ACK slows emit rate (60/sec max)
  |
  +--> AtomicState absorbs more updates per emit
         |
         +--> Data reduction ratio increases
                |
                +--> Better efficiency, less work per emit

AtomicState processes instantly (just overwrite)
  |
  +--> Actor's message queue stays short
         |
         +--> No command backlog
                |
                +--> Actor loop runs fast

Actor reads socket continuously (no blocking)
  |
  +--> Socket buffer drains quickly
         |
         +--> write() rarely blocks
                |
                +--> PTY Daemon stays fast

What If You Remove a Pattern?

  • Bounded channel would drop data when full
  • Terminal output corrupted, missing content
  • User sees incomplete results
  • No kernel-level backpressure
  • Pattern 1’s unbounded channel could grow infinitely
  • Memory explosion if Tauri is slow
  • Multiple threads accessing state simultaneously
  • Race conditions, data corruption
  • Locks required -> contention -> slowdown
  • Need queue between Actor and ACK
  • Queue grows: 10,000 - 60 = 9,940 items/sec accumulation
  • Memory grows indefinitely
  • Temporal mismatch: user sees past, not present
  • Frontend receives all ~500 coalesced states/sec
  • xterm.js event queue grows
  • Frame drops, stuttering
  • Screen instability

Pattern Origins

These are NOT new inventions.

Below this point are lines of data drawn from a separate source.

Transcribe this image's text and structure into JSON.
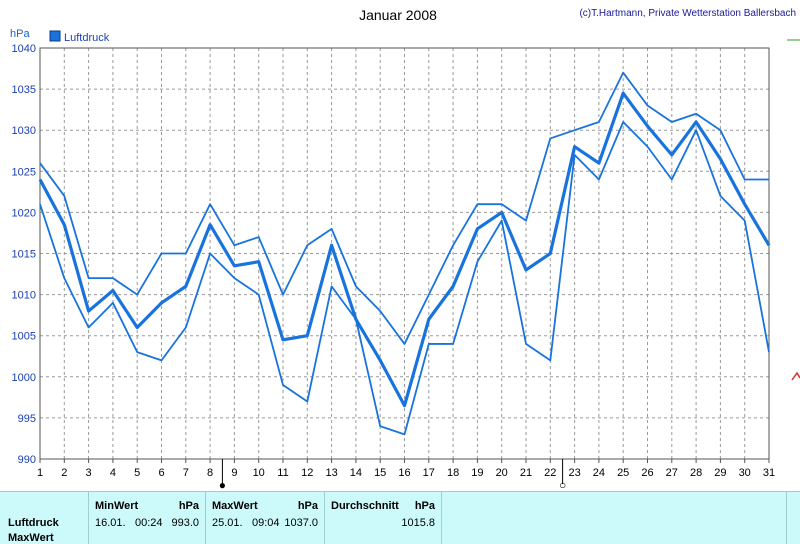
{
  "title": "Januar 2008",
  "copyright": "(c)T.Hartmann, Private Wetterstation Ballersbach",
  "unit": "hPa",
  "legend": "Luftdruck",
  "colors": {
    "series": "#1874dc",
    "grid": "#9a9a9a",
    "panel": "#ccfafa"
  },
  "chart_data": {
    "type": "line",
    "title": "Januar 2008",
    "ylabel": "hPa",
    "ylim": [
      990,
      1040
    ],
    "yticks": [
      990,
      995,
      1000,
      1005,
      1010,
      1015,
      1020,
      1025,
      1030,
      1035,
      1040
    ],
    "x": [
      1,
      2,
      3,
      4,
      5,
      6,
      7,
      8,
      9,
      10,
      11,
      12,
      13,
      14,
      15,
      16,
      17,
      18,
      19,
      20,
      21,
      22,
      23,
      24,
      25,
      26,
      27,
      28,
      29,
      30,
      31
    ],
    "xlim": [
      1,
      31
    ],
    "grid": true,
    "legend_position": "top-left",
    "moon_markers": [
      {
        "day": 9,
        "symbol": "●"
      },
      {
        "day": 23,
        "symbol": "○"
      }
    ],
    "series": [
      {
        "name": "Luftdruck",
        "role": "max",
        "values": [
          1026,
          1022,
          1012,
          1012,
          1010,
          1015,
          1015,
          1021,
          1016,
          1017,
          1010,
          1016,
          1018,
          1011,
          1008,
          1004,
          1010,
          1016,
          1021,
          1021,
          1019,
          1029,
          1030,
          1031,
          1037,
          1033,
          1031,
          1032,
          1030,
          1024,
          1024
        ]
      },
      {
        "role": "mean",
        "values": [
          1024,
          1018.5,
          1008,
          1010.5,
          1006,
          1009,
          1011,
          1018.5,
          1013.5,
          1014,
          1004.5,
          1005,
          1016,
          1007,
          1002,
          996.5,
          1007,
          1011,
          1018,
          1020,
          1013,
          1015,
          1028,
          1026,
          1034.5,
          1030.5,
          1027,
          1031,
          1026.5,
          1021,
          1016
        ]
      },
      {
        "role": "min",
        "values": [
          1021,
          1012,
          1006,
          1009,
          1003,
          1002,
          1006,
          1015,
          1012,
          1010,
          999,
          997,
          1011,
          1007,
          994,
          993,
          1004,
          1004,
          1014,
          1019,
          1004,
          1002,
          1027,
          1024,
          1031,
          1028,
          1024,
          1030,
          1022,
          1019,
          1003
        ]
      }
    ]
  },
  "stats": {
    "row1_label": "Luftdruck",
    "row2_label": "MaxWert",
    "min": {
      "header": "MinWert",
      "unit": "hPa",
      "date": "16.01.",
      "time": "00:24",
      "value": "993.0"
    },
    "max": {
      "header": "MaxWert",
      "unit": "hPa",
      "date": "25.01.",
      "time": "09:04",
      "value": "1037.0"
    },
    "avg": {
      "header": "Durchschnitt",
      "unit": "hPa",
      "value": "1015.8"
    }
  }
}
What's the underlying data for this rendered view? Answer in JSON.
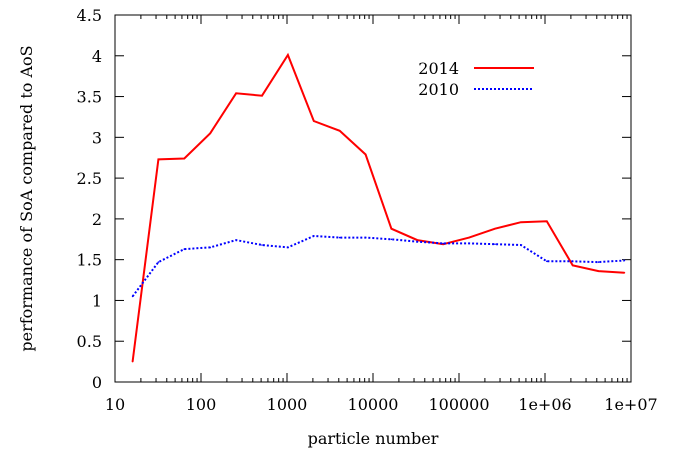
{
  "chart_data": {
    "type": "line",
    "xlabel": "particle number",
    "ylabel": "performance of SoA compared to AoS",
    "x_scale": "log",
    "xlim": [
      10,
      10000000
    ],
    "ylim": [
      0,
      4.5
    ],
    "x_ticks": [
      {
        "value": 10,
        "label": "10"
      },
      {
        "value": 100,
        "label": "100"
      },
      {
        "value": 1000,
        "label": "1000"
      },
      {
        "value": 10000,
        "label": "10000"
      },
      {
        "value": 100000,
        "label": "100000"
      },
      {
        "value": 1000000,
        "label": "1e+06"
      },
      {
        "value": 10000000,
        "label": "1e+07"
      }
    ],
    "y_ticks": [
      {
        "value": 0,
        "label": "0"
      },
      {
        "value": 0.5,
        "label": "0.5"
      },
      {
        "value": 1,
        "label": "1"
      },
      {
        "value": 1.5,
        "label": "1.5"
      },
      {
        "value": 2,
        "label": "2"
      },
      {
        "value": 2.5,
        "label": "2.5"
      },
      {
        "value": 3,
        "label": "3"
      },
      {
        "value": 3.5,
        "label": "3.5"
      },
      {
        "value": 4,
        "label": "4"
      },
      {
        "value": 4.5,
        "label": "4.5"
      }
    ],
    "grid": false,
    "legend_position": "top-right",
    "series": [
      {
        "name": "2014",
        "color": "#ff0000",
        "style": "solid",
        "points": [
          [
            16,
            0.25
          ],
          [
            32,
            2.73
          ],
          [
            64,
            2.74
          ],
          [
            128,
            3.05
          ],
          [
            256,
            3.54
          ],
          [
            512,
            3.51
          ],
          [
            1024,
            4.01
          ],
          [
            2048,
            3.2
          ],
          [
            4096,
            3.08
          ],
          [
            8192,
            2.79
          ],
          [
            16384,
            1.88
          ],
          [
            32768,
            1.74
          ],
          [
            65536,
            1.69
          ],
          [
            131072,
            1.77
          ],
          [
            262144,
            1.88
          ],
          [
            524288,
            1.96
          ],
          [
            1048576,
            1.97
          ],
          [
            2097152,
            1.43
          ],
          [
            4194304,
            1.36
          ],
          [
            8388608,
            1.34
          ]
        ]
      },
      {
        "name": "2010",
        "color": "#0000ff",
        "style": "dotted",
        "points": [
          [
            16,
            1.05
          ],
          [
            32,
            1.47
          ],
          [
            64,
            1.63
          ],
          [
            128,
            1.65
          ],
          [
            256,
            1.74
          ],
          [
            512,
            1.68
          ],
          [
            1024,
            1.65
          ],
          [
            2048,
            1.79
          ],
          [
            4096,
            1.77
          ],
          [
            8192,
            1.77
          ],
          [
            16384,
            1.75
          ],
          [
            32768,
            1.72
          ],
          [
            65536,
            1.7
          ],
          [
            131072,
            1.7
          ],
          [
            262144,
            1.69
          ],
          [
            524288,
            1.68
          ],
          [
            1048576,
            1.48
          ],
          [
            2097152,
            1.48
          ],
          [
            4194304,
            1.47
          ],
          [
            8388608,
            1.49
          ]
        ]
      }
    ]
  }
}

They are PROVEN patterns combined for terminal rendering:
PatternOriginProven In
Unbounded ChannelRust std library (mpsc)Async systems, message passing
Socket BufferUnix (1983), BSD Sockets40+ years of network programming
ActorCarl Hewitt (1973), Erlang (1986)Erlang telecom (99.9999999% uptime)
Coalescing BufferGUI frameworks (decades old)React batching, game engines
ACK Flow ControlTCP/IP (1974), Vint CerfEvery internet connection, 50+ years
Monolex’s innovation: Putting these patterns together in the RIGHT LAYER (VTE parsing layer, not IPC layer).

SMPC/OFAC Applied

SMPC (Simplicity is Managed Part Chaos):
  • Each pattern is SIMPLE (one purpose, one guarantee)
  • Combined, they handle COMPLEX scenarios (high output, concurrent access)
  • No single “complex” solution - 5 simple solutions working together
OFAC (Order is a Feature of Accepted Chaos):
  • Accept: PTY output is chaotic (unlimited, unpredictable)
  • Accept: Renderer is slow (60fps max)
  • Accept: Intermediate states don’t matter
  • Order emerges: User sees current state, screen is stable
The architecture doesn’t FIGHT chaos. It ACCEPTS chaos and extracts ORDER.